L'Échoppe33

Talence — Culture

À Talence, une fresque redonne visage à six femmes de science oubliées

Sur le mur du jardin botanique de l'université de Bordeaux, près de l'école Joliot-Curie, six visages regardent désormais les passants.…

Rédaction L'Échoppe 33
22 juillet 2026 · 2 min de lecture
wall mural

Photo by Mike Von on Unsplash

Sur le mur du jardin botanique de l'université de Bordeaux, près de l'école Joliot-Curie, six visages regardent désormais les passants. Une sage-femme du XVIIIe siècle, une naturaliste autodidacte, une pionnière des soins infirmiers, deux mathématiciennes et une chimiste contemporaine composent une fresque tout juste achevée, lauréate de la sixième édition du budget participatif de la ville.

L'idée est née d'un habitant, porteur du projet dans le cadre de cette démarche qui permet chaque année aux Talençais de proposer et de voter pour des initiatives locales. Huit projets lauréats doivent être réalisés entre 2026 et 2027 selon la mairie, celui-ci étant l'un des premiers à sortir de terre, ou plutôt de mur.

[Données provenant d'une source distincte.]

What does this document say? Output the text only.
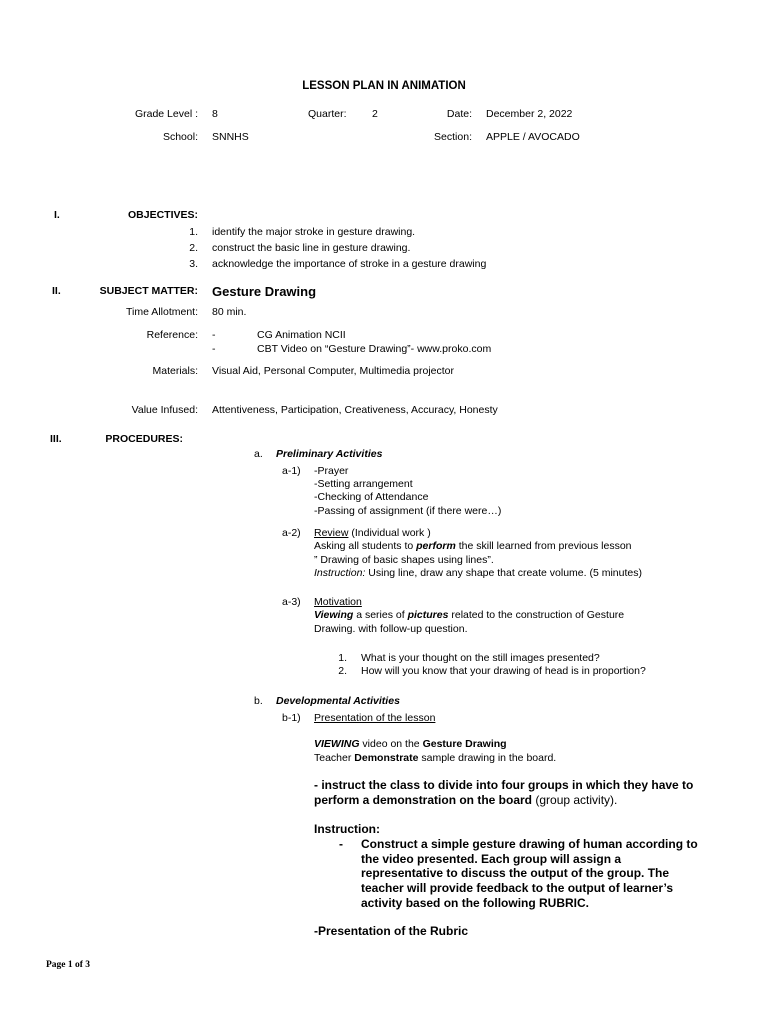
LESSON PLAN IN ANIMATION
Grade Level : 8	Quarter: 2	Date: December 2, 2022
School: SNNHS	Section: APPLE / AVOCADO
I.	OBJECTIVES:
1. identify the major stroke in gesture drawing.
2. construct the basic line in gesture drawing.
3. acknowledge the importance of stroke in a gesture drawing
II.	SUBJECT MATTER: Gesture Drawing
Time Allotment: 80 min.
Reference: -	CG Animation NCII
-	CBT Video on “Gesture Drawing”- www.proko.com
Materials: Visual Aid, Personal Computer, Multimedia projector
Value Infused: Attentiveness, Participation, Creativeness, Accuracy, Honesty
III.	PROCEDURES:
a. Preliminary Activities
a-1) -Prayer
-Setting arrangement
-Checking of Attendance
-Passing of assignment (if there were…)
a-2) Review (Individual work )
Asking all students to perform the skill learned from previous lesson
” Drawing of basic shapes using lines”.
Instruction: Using line, draw any shape that create volume. (5 minutes)
a-3) Motivation
Viewing a series of pictures related to the construction of Gesture
Drawing. with follow-up question.
1. What is your thought on the still images presented?
2. How will you know that your drawing of head is in proportion?
b. Developmental Activities
b-1) Presentation of the lesson
VIEWING video on the Gesture Drawing
Teacher Demonstrate sample drawing in the board.
- instruct the class to divide into four groups in which they have to
perform a demonstration on the board (group activity).
Instruction:
- Construct a simple gesture drawing of human according to
the video presented. Each group will assign a
representative to discuss the output of the group. The
teacher will provide feedback to the output of learner’s
activity based on the following RUBRIC.
-Presentation of the Rubric
Page 1 of 3
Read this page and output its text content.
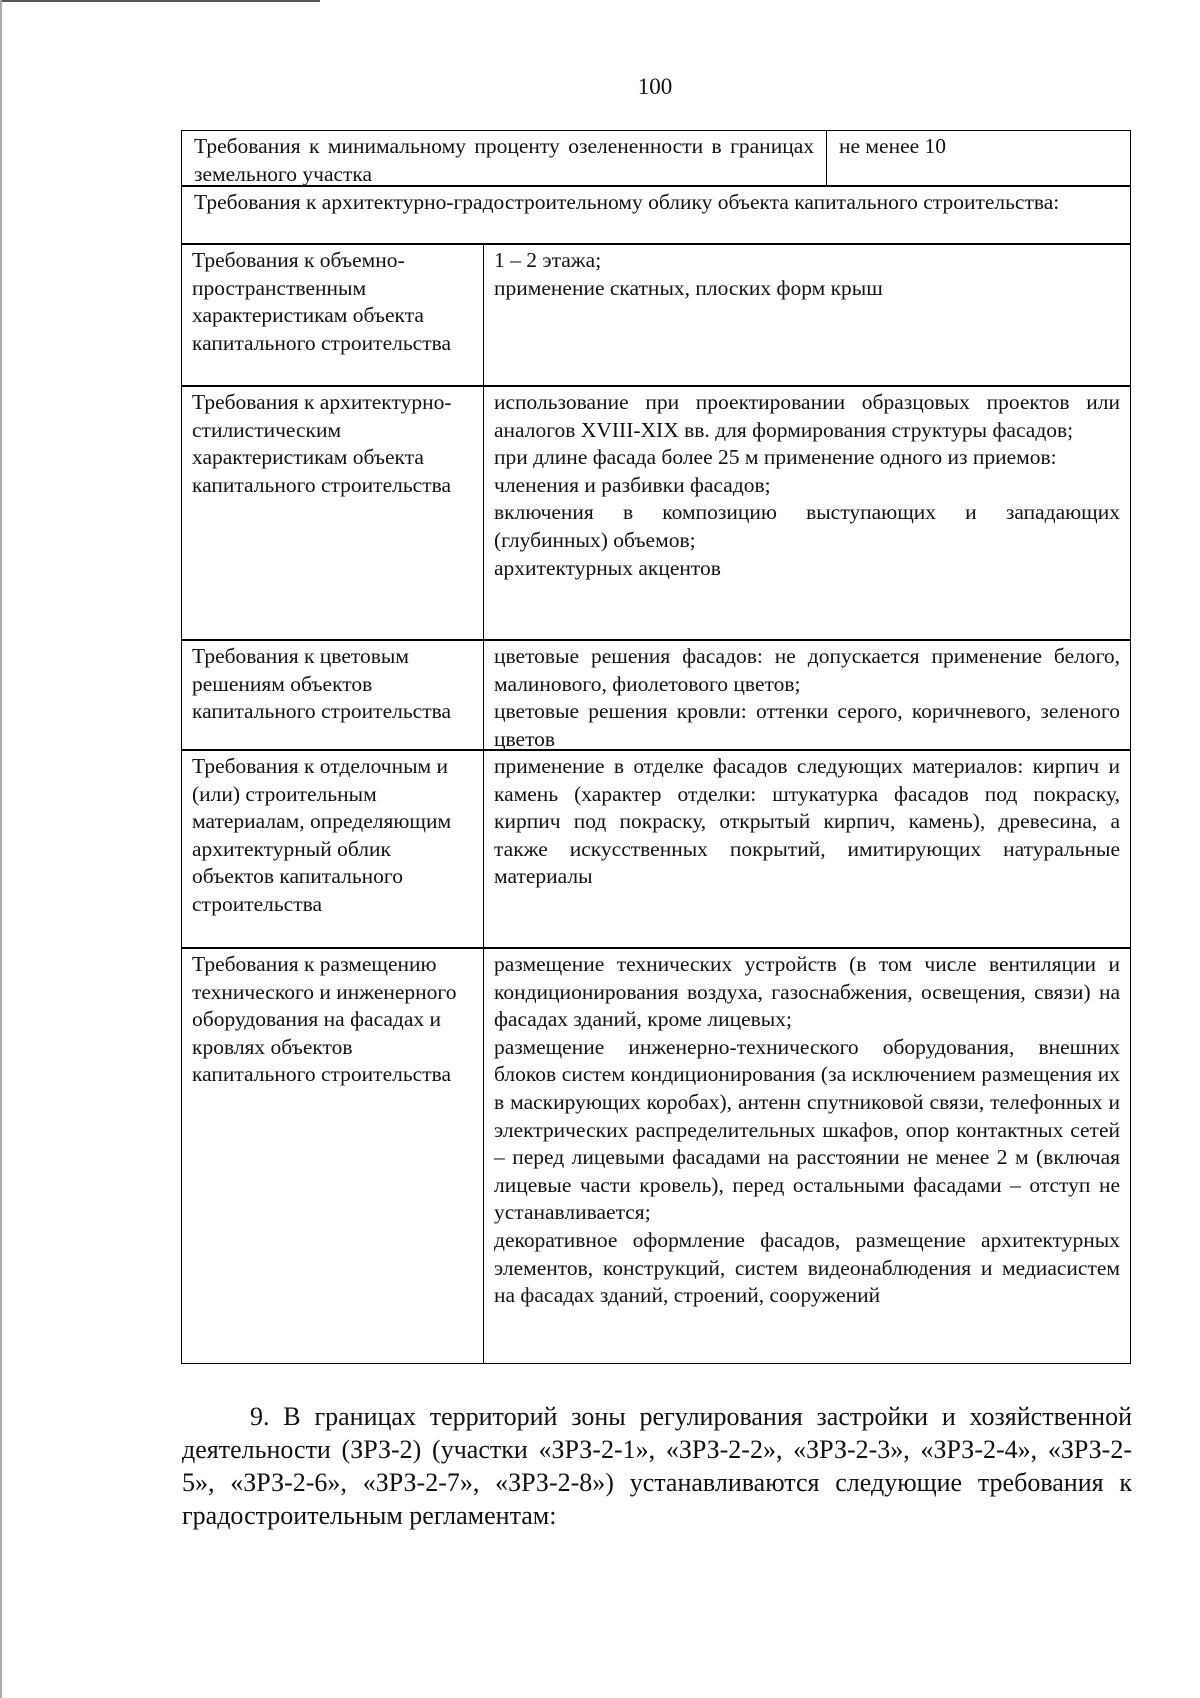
100

Требования к минимальному проценту озелененности в границах земельного участка

не менее 10

Требования к архитектурно-градостроительному облику объекта капитального строительства:

Требования к объемно-пространственным характеристикам объекта капитального строительства

1 – 2 этажа;

применение скатных, плоских форм крыш

Требования к архитектурно-стилистическим характеристикам объекта капитального строительства

использование при проектировании образцовых проектов или аналогов XVIII-XIX вв. для формирования структуры фасадов;

при длине фасада более 25 м применение одного из приемов:

членения и разбивки фасадов;

включения в композицию выступающих и западающих (глубинных) объемов;

архитектурных акцентов

Требования к цветовым решениям объектов капитального строительства

цветовые решения фасадов: не допускается применение белого, малинового, фиолетового цветов;

цветовые решения кровли: оттенки серого, коричневого, зеленого цветов

Требования к отделочным и (или) строительным материалам, определяющим архитектурный облик объектов капитального строительства

применение в отделке фасадов следующих материалов: кирпич и камень (характер отделки: штукатурка фасадов под покраску, кирпич под покраску, открытый кирпич, камень), древесина, а также искусственных покрытий, имитирующих натуральные материалы

Требования к размещению технического и инженерного оборудования на фасадах и кровлях объектов капитального строительства

размещение технических устройств (в том числе вентиляции и кондиционирования воздуха, газоснабжения, освещения, связи) на фасадах зданий, кроме лицевых;

размещение инженерно-технического оборудования, внешних блоков систем кондиционирования (за исключением размещения их в маскирующих коробах), антенн спутниковой связи, телефонных и электрических распределительных шкафов, опор контактных сетей – перед лицевыми фасадами на расстоянии не менее 2 м (включая лицевые части кровель), перед остальными фасадами – отступ не устанавливается;

декоративное оформление фасадов, размещение архитектурных элементов, конструкций, систем видеонаблюдения и медиасистем на фасадах зданий, строений, сооружений

9. В границах территорий зоны регулирования застройки и хозяйственной деятельности (ЗРЗ-2) (участки «ЗРЗ-2-1», «ЗРЗ-2-2», «ЗРЗ-2-3», «ЗРЗ-2-4», «ЗРЗ-2-5», «ЗРЗ-2-6», «ЗРЗ-2-7», «ЗРЗ-2-8») устанавливаются следующие требования к градостроительным регламентам:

Le choix des figures dépasse le simple hommage. Angélique du Coudray, sage-femme du XVIIIe siècle qui inventa un mannequin d'entraînement à l'accouchement et sillonna les campagnes pendant vingt-cinq ans ; Jeanne Villepreux-Power, inventrice de l'aquarium ; Anna Hamilton, qui fonda à Talence même, sur le domaine de Bagatelle, un hôpital et une école d'infirmières au début du XXe siècle ; Lucienne Félix, mathématicienne arrêtée et internée à Drancy sous Vichy pour ses origines juives ; Marguerite Chopinet, première femme astronome à l'observatoire de Floirac ; et Valérie Gabelica, chimiste toujours en activité à l'Institut européen de chimie et biologie de Bordeaux, lauréate du prix recherche de l'Inserm en 2022. Trois d'entre elles ont ainsi un ancrage direct dans la métropole bordelaise.

Derrière le choix de ces portraits, un constat chiffré. Selon l'Unesco, les femmes représentaient 31,1 % des chercheurs dans le monde en 2022, contre 29,4 % dix ans plus tôt ; en France, cette part tombe à 26 %, et le gouvernement s'est fixé l'objectif de porter à 30 % la proportion de filles dans chaque classe préparatoire scientifique d'ici 2030. Un écart que la mairie de Talence, qui multiplie depuis plusieurs années les initiatives autour des femmes scientifiques, entend combattre par la visibilité plutôt que par le seul discours.

La réalisation revient à l'artiste muraliste talençaise Mauna, connue pour des œuvres tissées avec le territoire et ses habitants, épaulée par une stagiaire, Allison David, et trois jeunes engagés dans un chantier d'insertion soutenu par le service municipal de l'emploi et les associations Frédéric Sévène et Réagir. Une manière de faire de cette peinture murale, financée par les Talençais eux-mêmes, un chantier autant social qu'artistique. Les sept autres projets du budget participatif restent, eux, à concrétiser d'ici 2027.